Адриана пожала плечами.
— Мне осталось всего несколько часов работы, и я закончу ванную. У меня с собой инструменты, могу начать прямо сейчас. Заодно подожду Лизу.
— Пожалуй, не стоит.
— Адриана, это глупо. Я… — Он умолк, стараясь успокоиться. То, что он собирается ей сказать, и так нелегко перенести, а она еще и слушать не желает. — Знаю, тебе трудно говорить со мной о Харви, но мы ведь можем поговорить об этом, да?
— Нет, не можем! — Она произнесла это твердо, но щеки у нее запылали от смущения.
Он понял, что произошло: он знает правду, и это конец. Для того, кому ведомо, что за тайны хранят хозяева и что кроется за их вежливыми улыбками, вход в этот дом заказан.
Всю прошлую ночь он практиковался, представлял, как скажет ей, как объяснит все: что сперва это была для него всего лишь работа, но потом все изменилось. Он познакомился с ней, с Лизой, с Бланш и решил узнать правду, чтобы раз и навсегда покончить с этой историей и начать все сначала.
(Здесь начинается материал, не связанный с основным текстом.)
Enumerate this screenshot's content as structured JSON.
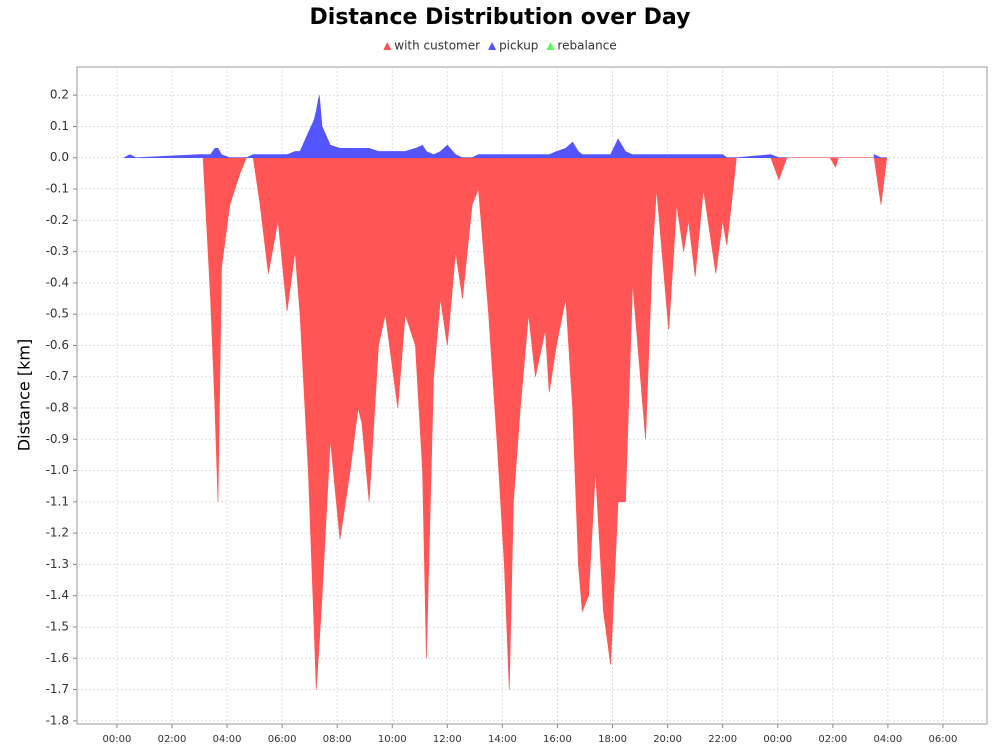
{
  "chart_data": {
    "type": "area",
    "title": "Distance Distribution over Day",
    "y_label": "Distance [km]",
    "x": [
      0.25,
      0.47,
      0.7,
      3.0,
      3.13,
      3.4,
      3.56,
      3.67,
      3.8,
      4.1,
      4.47,
      4.7,
      4.95,
      5.2,
      5.5,
      5.85,
      6.18,
      6.47,
      6.65,
      6.95,
      7.16,
      7.24,
      7.35,
      7.45,
      7.75,
      8.1,
      8.47,
      8.76,
      8.9,
      9.16,
      9.5,
      9.75,
      10.2,
      10.47,
      10.84,
      11.1,
      11.24,
      11.5,
      11.75,
      12.0,
      12.3,
      12.55,
      12.9,
      13.13,
      13.5,
      13.8,
      14.07,
      14.25,
      14.4,
      14.65,
      14.95,
      15.2,
      15.56,
      15.7,
      15.96,
      16.3,
      16.55,
      16.76,
      16.9,
      17.13,
      17.38,
      17.67,
      17.93,
      18.2,
      18.47,
      18.73,
      19.2,
      19.45,
      19.6,
      20.04,
      20.33,
      20.58,
      20.76,
      21.0,
      21.3,
      21.75,
      22.0,
      22.15,
      22.5,
      23.75,
      24.04,
      24.33,
      25.9,
      26.1,
      26.2,
      27.5,
      27.75,
      27.96
    ],
    "series": [
      {
        "name": "with customer",
        "color": "#ff5555",
        "values": [
          null,
          null,
          null,
          null,
          0,
          -0.45,
          -0.8,
          -1.1,
          -0.35,
          -0.15,
          -0.05,
          0,
          0,
          -0.15,
          -0.37,
          -0.2,
          -0.49,
          -0.3,
          -0.5,
          -1.0,
          -1.5,
          -1.7,
          -1.55,
          -1.4,
          -0.9,
          -1.22,
          -1.0,
          -0.8,
          -0.85,
          -1.1,
          -0.6,
          -0.5,
          -0.8,
          -0.5,
          -0.6,
          -1.0,
          -1.6,
          -0.7,
          -0.45,
          -0.6,
          -0.3,
          -0.45,
          -0.15,
          -0.1,
          -0.5,
          -0.9,
          -1.3,
          -1.7,
          -1.1,
          -0.8,
          -0.5,
          -0.7,
          -0.55,
          -0.75,
          -0.6,
          -0.45,
          -0.8,
          -1.3,
          -1.45,
          -1.4,
          -1.0,
          -1.45,
          -1.62,
          -1.1,
          -1.1,
          -0.4,
          -0.9,
          -0.3,
          -0.1,
          -0.55,
          -0.15,
          -0.3,
          -0.2,
          -0.38,
          -0.1,
          -0.37,
          -0.2,
          -0.28,
          0,
          0,
          -0.07,
          0,
          0,
          -0.03,
          0,
          0,
          -0.15,
          0
        ]
      },
      {
        "name": "pickup",
        "color": "#5555ff",
        "values": [
          0,
          0.01,
          0,
          0.01,
          0.01,
          0.01,
          0.03,
          0.03,
          0.01,
          0,
          0,
          0,
          0.01,
          0.01,
          0.01,
          0.01,
          0.01,
          0.02,
          0.02,
          0.08,
          0.12,
          0.15,
          0.2,
          0.1,
          0.04,
          0.03,
          0.03,
          0.03,
          0.03,
          0.03,
          0.02,
          0.02,
          0.02,
          0.02,
          0.03,
          0.04,
          0.02,
          0.01,
          0.02,
          0.04,
          0.01,
          0,
          0,
          0.01,
          0.01,
          0.01,
          0.01,
          0.01,
          0.01,
          0.01,
          0.01,
          0.01,
          0.01,
          0.01,
          0.02,
          0.03,
          0.05,
          0.02,
          0.01,
          0.01,
          0.01,
          0.01,
          0.01,
          0.06,
          0.02,
          0.01,
          0.01,
          0.01,
          0.01,
          0.01,
          0.01,
          0.01,
          0.01,
          0.01,
          0.01,
          0.01,
          0.01,
          0,
          0,
          0.01,
          0,
          0,
          null,
          null,
          null,
          0.01,
          0,
          0
        ]
      },
      {
        "name": "rebalance",
        "color": "#55ff55",
        "values": [
          null,
          null,
          null,
          null,
          null,
          null,
          null,
          null,
          null,
          null,
          null,
          null,
          null,
          null,
          null,
          null,
          null,
          null,
          null,
          null,
          null,
          null,
          null,
          null,
          null,
          null,
          null,
          null,
          null,
          null,
          null,
          null,
          null,
          null,
          null,
          null,
          null,
          null,
          null,
          null,
          null,
          null,
          null,
          null,
          null,
          null,
          null,
          null,
          null,
          null,
          null,
          null,
          null,
          null,
          null,
          null,
          null,
          null,
          null,
          null,
          null,
          null,
          null,
          null,
          null,
          null,
          null,
          null,
          null,
          null,
          null,
          null,
          null,
          null,
          null,
          null,
          null,
          null,
          null,
          null,
          null,
          null,
          null,
          null,
          null,
          null,
          null,
          null
        ]
      }
    ],
    "xlim": [
      -1.45,
      31.6
    ],
    "xticks": [
      {
        "value": 0,
        "label": "00:00"
      },
      {
        "value": 2,
        "label": "02:00"
      },
      {
        "value": 4,
        "label": "04:00"
      },
      {
        "value": 6,
        "label": "06:00"
      },
      {
        "value": 8,
        "label": "08:00"
      },
      {
        "value": 10,
        "label": "10:00"
      },
      {
        "value": 12,
        "label": "12:00"
      },
      {
        "value": 14,
        "label": "14:00"
      },
      {
        "value": 16,
        "label": "16:00"
      },
      {
        "value": 18,
        "label": "18:00"
      },
      {
        "value": 20,
        "label": "20:00"
      },
      {
        "value": 22,
        "label": "22:00"
      },
      {
        "value": 24,
        "label": "00:00"
      },
      {
        "value": 26,
        "label": "02:00"
      },
      {
        "value": 28,
        "label": "04:00"
      },
      {
        "value": 30,
        "label": "06:00"
      }
    ],
    "ylim": [
      -1.81,
      0.29
    ],
    "yticks": [
      0.2,
      0.1,
      {
        "value": 0,
        "label": "0.0"
      },
      -0.1,
      -0.2,
      -0.3,
      -0.4,
      -0.5,
      -0.6,
      -0.7,
      -0.8,
      -0.9,
      {
        "value": -1,
        "label": "-1.0"
      },
      -1.1,
      -1.2,
      -1.3,
      -1.4,
      -1.5,
      -1.6,
      -1.7,
      -1.8
    ],
    "grid": true,
    "legend": "top"
  }
}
Но она отвернулась от него, и возврата нет. Эта мысль привела его в отчаяние. Адриана готова уйти, ее рука уже на ручке двери…
Он схватил ее за плечи и притянул к себе. От нее слабо пахло бензином и свежескошенной травой, а на вкус она была как свежая мята. Обнимать ее было невыносимо прекрасно — словно всякий раз оказываешься в раю… Его губы, голодные, требовательные, требуют от нее ответа, которого она дать не готова. Руки решительно рванули вверх ее рубашку и стали гладить спину от плеч до талии. Потом метнулись к груди, касаясь атласа Бог знает, какого грешного цвета. С тихим стоном сладкого поражения губы ее приоткрылись, язык затанцевал, и он понял, что теперь для них нет ничего невозможного. Намотав золотые волосы на руку, он еще крепче прижал ее к себе.